Análisis

Rugby: Tucumán mantuvo la permanencia y nada más

Lejos de su mejor juego, el conjunto Naranja tuvo que pelear el descenso.

05 Dic 2016 - 18:29

Dicen que para madurar hay que saber recibir algunos cachetazos que te permitan levantarte y resurgir. Eso es lo que le pasó a la Selección tucumana de rugby en 2003, cuando descendió. Reestructuró todo, recuperó la categoría al año siguiente y en 2005 se coronó campeón del Argentino de rugby. Desde allí, hasta el día de hoy, obtuvo cuatro subcampeonatos y se coronó en tres oportunidades. Además, se mantuvo siempre entre los cuatro primero, cosa que no cualquiera puede hacer. Pero la cosa cambió y este año estuvo cerca de volver a perder la categoría. ¿Qué pasó?


El equipo que dirigieron Mariano Odstricil, Nicolás Domínguez, Álvaro Galindo y Diego Vidal nunca se afianzó en el torneo y lo terminó sufriendo. Los baches que hubo costaron carísimo y lo bueno que se hacía terminaba opacado por los malos resultados. Vamos por partes:

- El scrum fue un eterno dolor de cabeza, sobre todo para los primeras líneas. La nueva disposición de la UAR hizo que los jugadores tucumanos tengan que pasar de jugar con un reglamento a otro, con apenas seis días de diferencia. Nunca se le encontró la mano. Primero con las amarillas y rojas, para luego resignarlo a perder, con tal de no tener otro jugador fuera de la cancha.

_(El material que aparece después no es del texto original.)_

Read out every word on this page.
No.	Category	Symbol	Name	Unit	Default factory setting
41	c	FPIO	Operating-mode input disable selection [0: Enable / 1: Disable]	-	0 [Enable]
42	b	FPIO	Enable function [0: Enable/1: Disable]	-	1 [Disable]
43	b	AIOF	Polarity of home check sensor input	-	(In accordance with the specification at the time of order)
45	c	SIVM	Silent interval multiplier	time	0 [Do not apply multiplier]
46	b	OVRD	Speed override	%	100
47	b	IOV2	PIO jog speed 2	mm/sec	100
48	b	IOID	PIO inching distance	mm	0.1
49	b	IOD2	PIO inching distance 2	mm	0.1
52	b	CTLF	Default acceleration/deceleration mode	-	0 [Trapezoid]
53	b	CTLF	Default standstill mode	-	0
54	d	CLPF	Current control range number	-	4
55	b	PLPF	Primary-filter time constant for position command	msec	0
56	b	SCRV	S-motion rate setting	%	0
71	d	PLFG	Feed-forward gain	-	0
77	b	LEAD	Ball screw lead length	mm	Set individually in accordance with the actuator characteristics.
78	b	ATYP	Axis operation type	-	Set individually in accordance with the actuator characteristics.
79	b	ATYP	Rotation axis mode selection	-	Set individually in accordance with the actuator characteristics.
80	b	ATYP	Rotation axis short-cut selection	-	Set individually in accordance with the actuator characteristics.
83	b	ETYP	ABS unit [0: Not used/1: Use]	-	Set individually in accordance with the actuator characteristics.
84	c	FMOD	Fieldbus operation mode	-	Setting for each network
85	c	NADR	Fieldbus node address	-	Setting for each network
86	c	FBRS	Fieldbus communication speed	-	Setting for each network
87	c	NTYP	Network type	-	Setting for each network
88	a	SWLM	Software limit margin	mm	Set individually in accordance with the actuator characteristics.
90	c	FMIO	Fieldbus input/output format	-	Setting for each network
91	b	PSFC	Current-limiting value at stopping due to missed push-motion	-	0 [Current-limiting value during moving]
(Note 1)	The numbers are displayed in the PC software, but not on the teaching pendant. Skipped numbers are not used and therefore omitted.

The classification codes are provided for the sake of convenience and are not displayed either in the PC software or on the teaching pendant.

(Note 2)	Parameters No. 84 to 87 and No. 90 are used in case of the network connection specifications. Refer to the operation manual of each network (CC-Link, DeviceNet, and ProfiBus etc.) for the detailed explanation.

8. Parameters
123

- El sistema de juego que intentaron hacer los entrenadores, con dinamismo y apoyo constante se vio opacado por varias razones. Los jugadores estaban cansados por el arrastre que tuvieron en el año, hubo pocos entrenamientos y el trabajo no se pudo pulir nunca.

- Se pecó con exceso del uso del offloads. Al no tenerlo bien aceitado, se terminaron perdiendo pelotas importantísimas y se pagaron caro.

- La falta de liderazgo: si bien Nicolás Proto se volvió el capitán y referente del equipo por su entrega, sacrificio y por ser uno de los más “veteranos”, con apenas 25 años, se sintió la ausencia de varios referentes como si hubo en los años anteriores.

- La juventud también jugó en contra. En los momentos claves de los partidos, la falta de experiencia fue un dolor de cabeza, se pagó caro y se terminó perdiendo partidos ganables, como pasó con Cuyo, Salta, Buenos Aires y hasta con Rosario.

El rugby tucumano entró en un pozo y habrá que replantearse varios puntos para volver a los primeros planos. La continuidad del trabajo de este cuerpo técnico, acompañado por los de juveniles, puede ser fundamental si se quiere trabajar bien nuevamente. Habrá que esperar las elecciones en la Unión de Rugby de Tucumán y saber así, quienes seguirán al frente del conjunto Naranja y bajo qué circunstancias.